How to diagnose and fix a Chevy Silverado start problem
Some Chevy Silverado owners with the 4.3 engine complain that it won’t start. The Chevy Silverado won’t start issue symptoms are: engine will crank but won’t fire up. Since it cranks, that eliminates the battery, charging system, and starter.
Why won’t the engine fire up?
To fire up an engine needs the right cranking speed, spark and fuel. In this 4.3 engine the ignition control module (ICM) is in the distributor. It’s also the crankshaft position sensor (CKP).
The powertrain control module (PCM) uses input from the CKP to determine when to fire the spark and trigger the fuel injectors. But the PCM doesn’t actually contain the driver that interrupts power flow to the IGN coil. That’s in the ICM. The distributor contains a camshaft position sensor (CMP), but a bad CMP would not prevent starting.

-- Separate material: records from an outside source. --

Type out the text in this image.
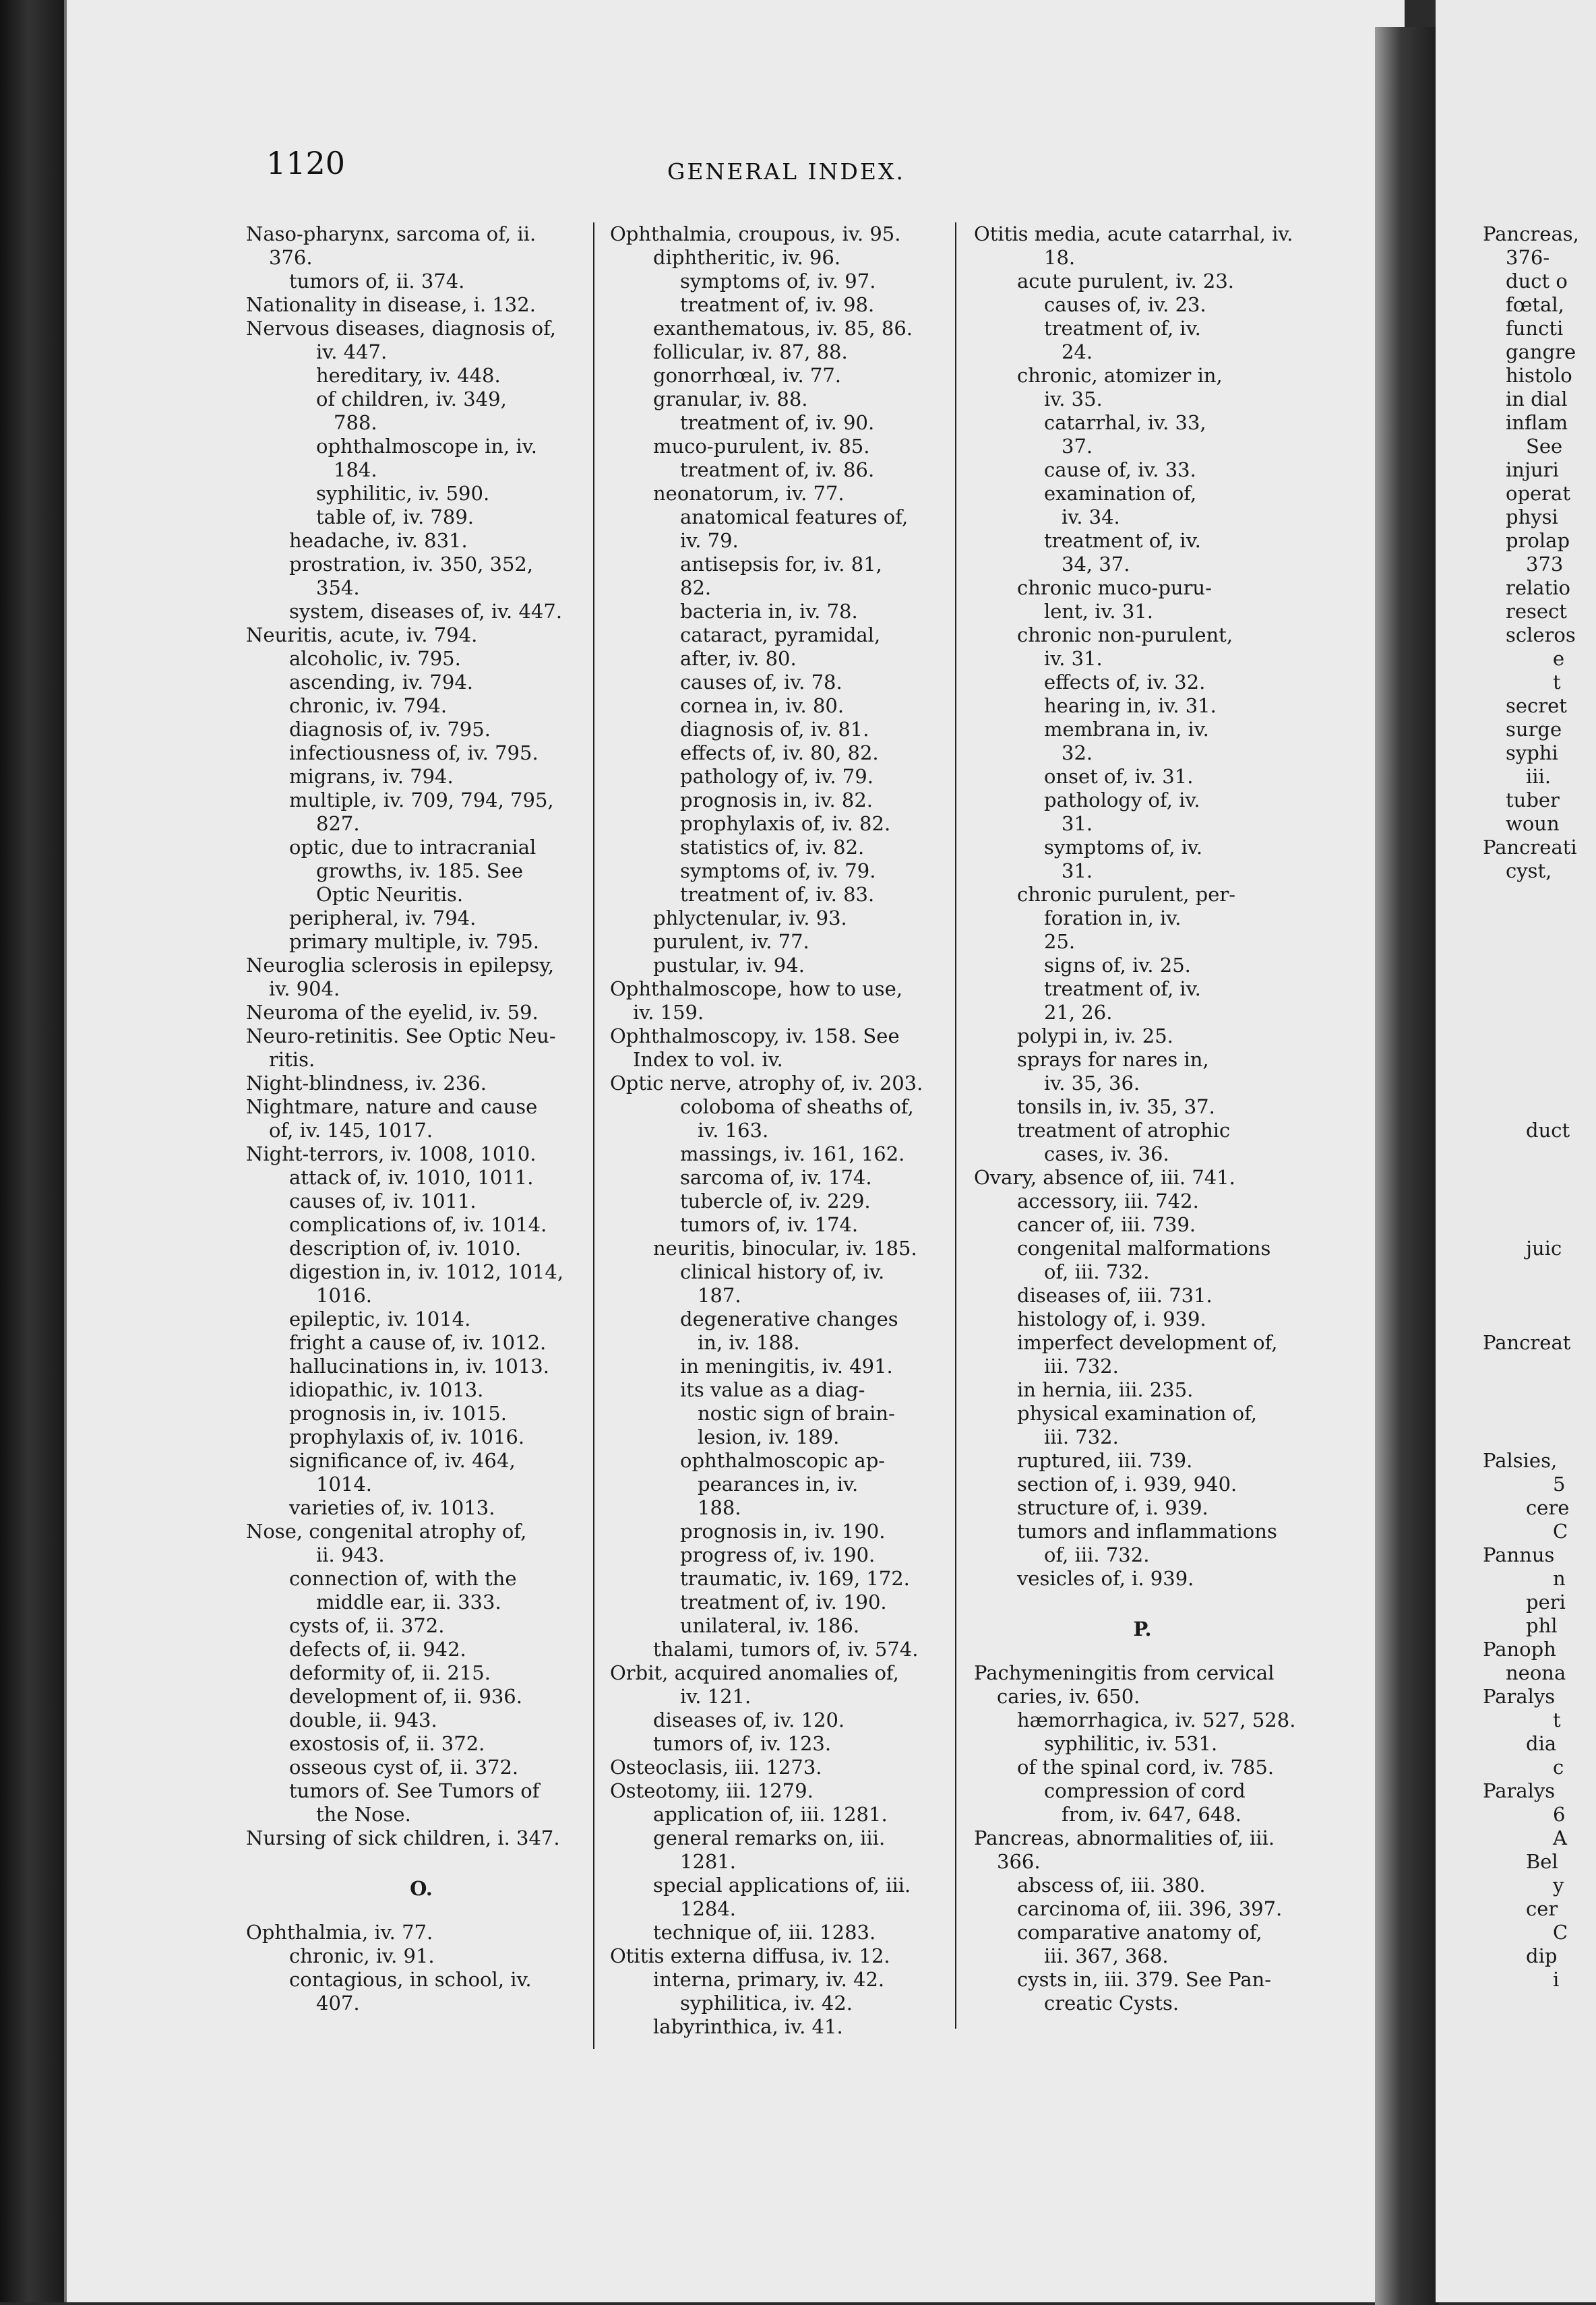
1120	GENERAL INDEX.
Naso-pharynx, sarcoma of, ii.
376.
tumors of, ii. 374.
Nationality in disease, i. 132.
Nervous diseases, diagnosis of,
iv. 447.
hereditary, iv. 448.
of children, iv. 349,
788.
ophthalmoscope in, iv.
184.
syphilitic, iv. 590.
table of, iv. 789.
headache, iv. 831.
prostration, iv. 350, 352,
354.
system, diseases of, iv. 447.
Neuritis, acute, iv. 794.
alcoholic, iv. 795.
ascending, iv. 794.
chronic, iv. 794.
diagnosis of, iv. 795.
infectiousness of, iv. 795.
migrans, iv. 794.
multiple, iv. 709, 794, 795,
827.
optic, due to intracranial
growths, iv. 185. See
Optic Neuritis.
peripheral, iv. 794.
primary multiple, iv. 795.
Neuroglia sclerosis in epilepsy,
iv. 904.
Neuroma of the eyelid, iv. 59.
Neuro-retinitis. See Optic Neu-
ritis.
Night-blindness, iv. 236.
Nightmare, nature and cause
of, iv. 145, 1017.
Night-terrors, iv. 1008, 1010.
attack of, iv. 1010, 1011.
causes of, iv. 1011.
complications of, iv. 1014.
description of, iv. 1010.
digestion in, iv. 1012, 1014,
1016.
epileptic, iv. 1014.
fright a cause of, iv. 1012.
hallucinations in, iv. 1013.
idiopathic, iv. 1013.
prognosis in, iv. 1015.
prophylaxis of, iv. 1016.
significance of, iv. 464,
1014.
varieties of, iv. 1013.
Nose, congenital atrophy of,
ii. 943.
connection of, with the
middle ear, ii. 333.
cysts of, ii. 372.
defects of, ii. 942.
deformity of, ii. 215.
development of, ii. 936.
double, ii. 943.
exostosis of, ii. 372.
osseous cyst of, ii. 372.
tumors of. See Tumors of
the Nose.
Nursing of sick children, i. 347.
O.
Ophthalmia, iv. 77.
chronic, iv. 91.
contagious, in school, iv.
407.
Ophthalmia, croupous, iv. 95.
diphtheritic, iv. 96.
symptoms of, iv. 97.
treatment of, iv. 98.
exanthematous, iv. 85, 86.
follicular, iv. 87, 88.
gonorrhœal, iv. 77.
granular, iv. 88.
treatment of, iv. 90.
muco-purulent, iv. 85.
treatment of, iv. 86.
neonatorum, iv. 77.
anatomical features of,
iv. 79.
antisepsis for, iv. 81,
82.
bacteria in, iv. 78.
cataract, pyramidal,
after, iv. 80.
causes of, iv. 78.
cornea in, iv. 80.
diagnosis of, iv. 81.
effects of, iv. 80, 82.
pathology of, iv. 79.
prognosis in, iv. 82.
prophylaxis of, iv. 82.
statistics of, iv. 82.
symptoms of, iv. 79.
treatment of, iv. 83.
phlyctenular, iv. 93.
purulent, iv. 77.
pustular, iv. 94.
Ophthalmoscope, how to use,
iv. 159.
Ophthalmoscopy, iv. 158. See
Index to vol. iv.
Optic nerve, atrophy of, iv. 203.
coloboma of sheaths of,
iv. 163.
massings, iv. 161, 162.
sarcoma of, iv. 174.
tubercle of, iv. 229.
tumors of, iv. 174.
neuritis, binocular, iv. 185.
clinical history of, iv.
187.
degenerative changes
in, iv. 188.
in meningitis, iv. 491.
its value as a diag-
nostic sign of brain-
lesion, iv. 189.
ophthalmoscopic ap-
pearances in, iv.
188.
prognosis in, iv. 190.
progress of, iv. 190.
traumatic, iv. 169, 172.
treatment of, iv. 190.
unilateral, iv. 186.
thalami, tumors of, iv. 574.
Orbit, acquired anomalies of,
iv. 121.
diseases of, iv. 120.
tumors of, iv. 123.
Osteoclasis, iii. 1273.
Osteotomy, iii. 1279.
application of, iii. 1281.
general remarks on, iii.
1281.
special applications of, iii.
1284.
technique of, iii. 1283.
Otitis externa diffusa, iv. 12.
interna, primary, iv. 42.
syphilitica, iv. 42.
labyrinthica, iv. 41.
Otitis media, acute catarrhal, iv.
18.
acute purulent, iv. 23.
causes of, iv. 23.
treatment of, iv.
24.
chronic, atomizer in,
iv. 35.
catarrhal, iv. 33,
37.
cause of, iv. 33.
examination of,
iv. 34.
treatment of, iv.
34, 37.
chronic muco-puru-
lent, iv. 31.
chronic non-purulent,
iv. 31.
effects of, iv. 32.
hearing in, iv. 31.
membrana in, iv.
32.
onset of, iv. 31.
pathology of, iv.
31.
symptoms of, iv.
31.
chronic purulent, per-
foration in, iv.
25.
signs of, iv. 25.
treatment of, iv.
21, 26.
polypi in, iv. 25.
sprays for nares in,
iv. 35, 36.
tonsils in, iv. 35, 37.
treatment of atrophic
cases, iv. 36.
Ovary, absence of, iii. 741.
accessory, iii. 742.
cancer of, iii. 739.
congenital malformations
of, iii. 732.
diseases of, iii. 731.
histology of, i. 939.
imperfect development of,
iii. 732.
in hernia, iii. 235.
physical examination of,
iii. 732.
ruptured, iii. 739.
section of, i. 939, 940.
structure of, i. 939.
tumors and inflammations
of, iii. 732.
vesicles of, i. 939.
P.
Pachymeningitis from cervical
caries, iv. 650.
hæmorrhagica, iv. 527, 528.
syphilitic, iv. 531.
of the spinal cord, iv. 785.
compression of cord
from, iv. 647, 648.
Pancreas, abnormalities of, iii.
366.
abscess of, iii. 380.
carcinoma of, iii. 396, 397.
comparative anatomy of,
iii. 367, 368.
cysts in, iii. 379. See Pan-
creatic Cysts.
Pancreas,
376-
duct o
fœtal,
functi
gangre
histolo
in dial
inflam
See
injuri
operat
physi
prolap
373
relatio
resect
scleros
e
t
secret
surge
syphi
iii.
tuber
woun
Pancreati
cyst,

duct

juic

Pancreat

Palsies,
5
cere
C
Pannus
n
peri
phl
Panoph
neona
Paralys
t
dia
c
Paralys
6
A
Bel
y
cer
C
dip
i
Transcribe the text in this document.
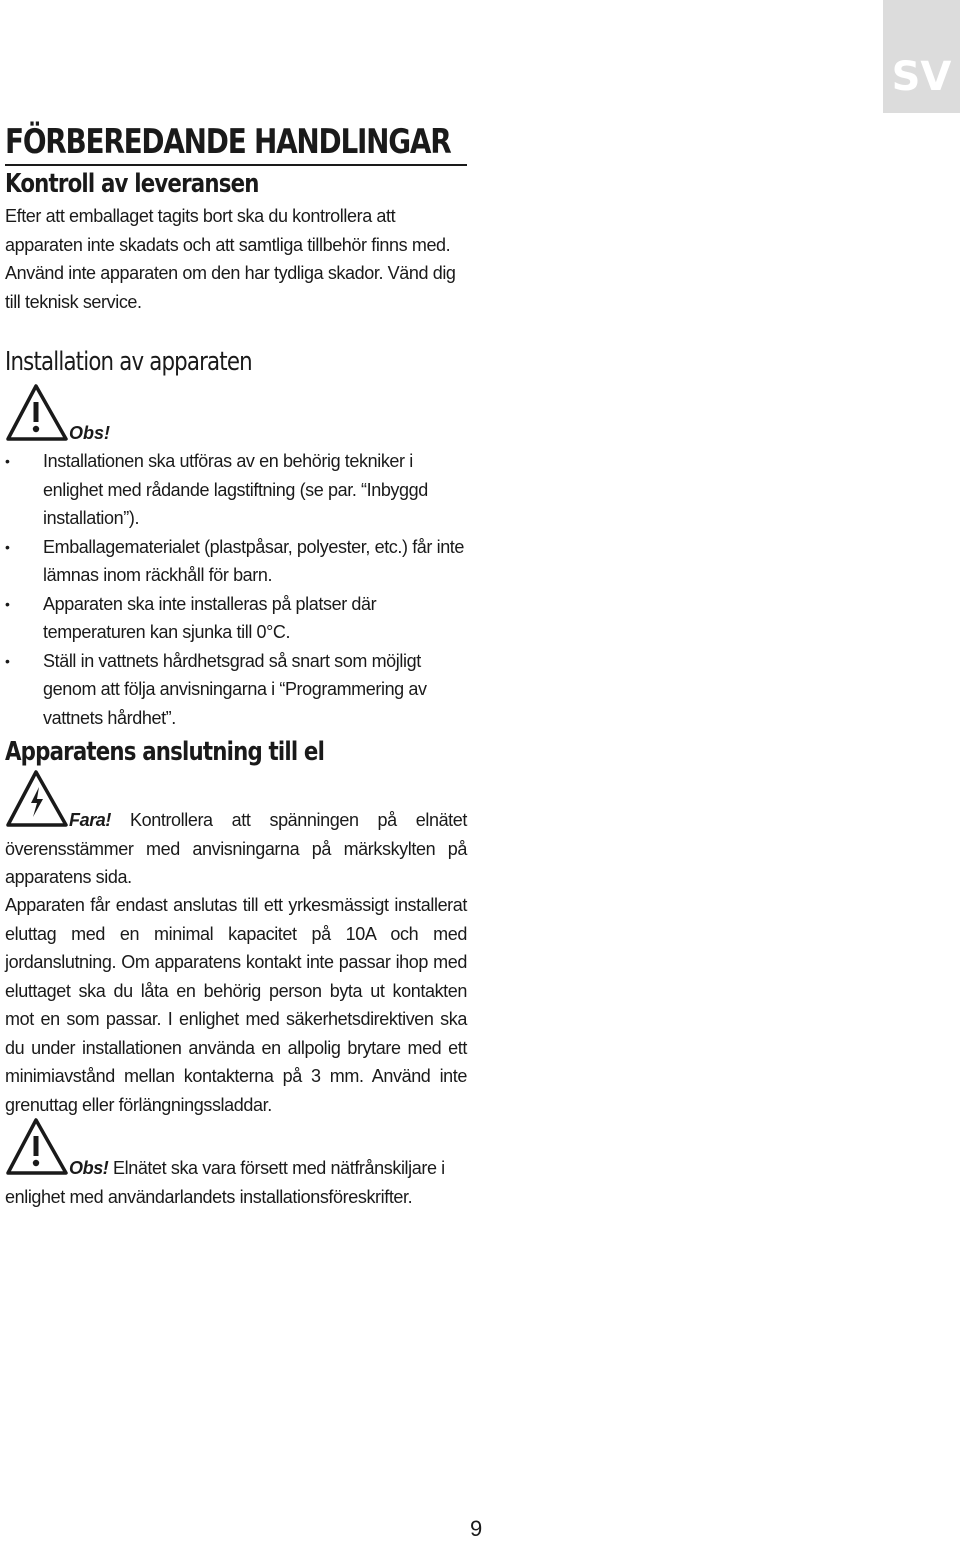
SV
FÖRBEREDANDE HANDLINGAR
Kontroll av leveransen

Efter att emballaget tagits bort ska du kontrollera att apparaten inte skadats och att samtliga tillbehör finns med. Använd inte apparaten om den har tydliga skador. Vänd dig till teknisk service.

Installation av apparaten
Obs!
• Installationen ska utföras av en behörig tekniker i enlighet med rådande lagstiftning (se par. “Inbyggd installation”).
• Emballagematerialet (plastpåsar, polyester, etc.) får inte lämnas inom räckhåll för barn.
• Apparaten ska inte installeras på platser där temperaturen kan sjunka till 0°C.
• Ställ in vattnets hårdhetsgrad så snart som möjligt genom att följa anvisningarna i “Programmering av vattnets hårdhet”.
Apparatens anslutning till el

Fara! Kontrollera att spänningen på elnätet överensstämmer med anvisningarna på märkskylten på apparatens sida.

Apparaten får endast anslutas till ett yrkesmässigt installerat eluttag med en minimal kapacitet på 10A och med jordanslutning. Om apparatens kontakt inte passar ihop med eluttaget ska du låta en behörig person byta ut kontakten mot en som passar. I enlighet med säkerhetsdirektiven ska du under installationen använda en allpolig brytare med ett minimiavstånd mellan kontakterna på 3 mm. Använd inte grenuttag eller förlängningssladdar.

Obs! Elnätet ska vara försett med nätfrånskiljare i enlighet med användarlandets installationsföreskrifter.

9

To diagnose Chevy Silverado won’t start conditions with the 4.3 engine, start by checking for good fuel pressure. Then check for spark. If you don’t see spark, check for pulsed ground to the IGN coil while cranking. If you see pulses, the PCM and ICM are working properly and you can suspect a bad coil (as long as the primary power is good). If the coil isn’t getting pulsed ground, check to see if the ICM is getting proper pulse signals from the PCM. If it is, the ICM is most likely bad. Replace it.
If not, check the CKP input to the PCM.
Here’s how it works:
PCM sees CKP input to determine engine RPM. Based on engine temp, it determines spark timing. It uses CMP signal to confirm timing. PCM sends signals to ICM to pulse ground side of coil primary. PCM also pulses ground to injectors.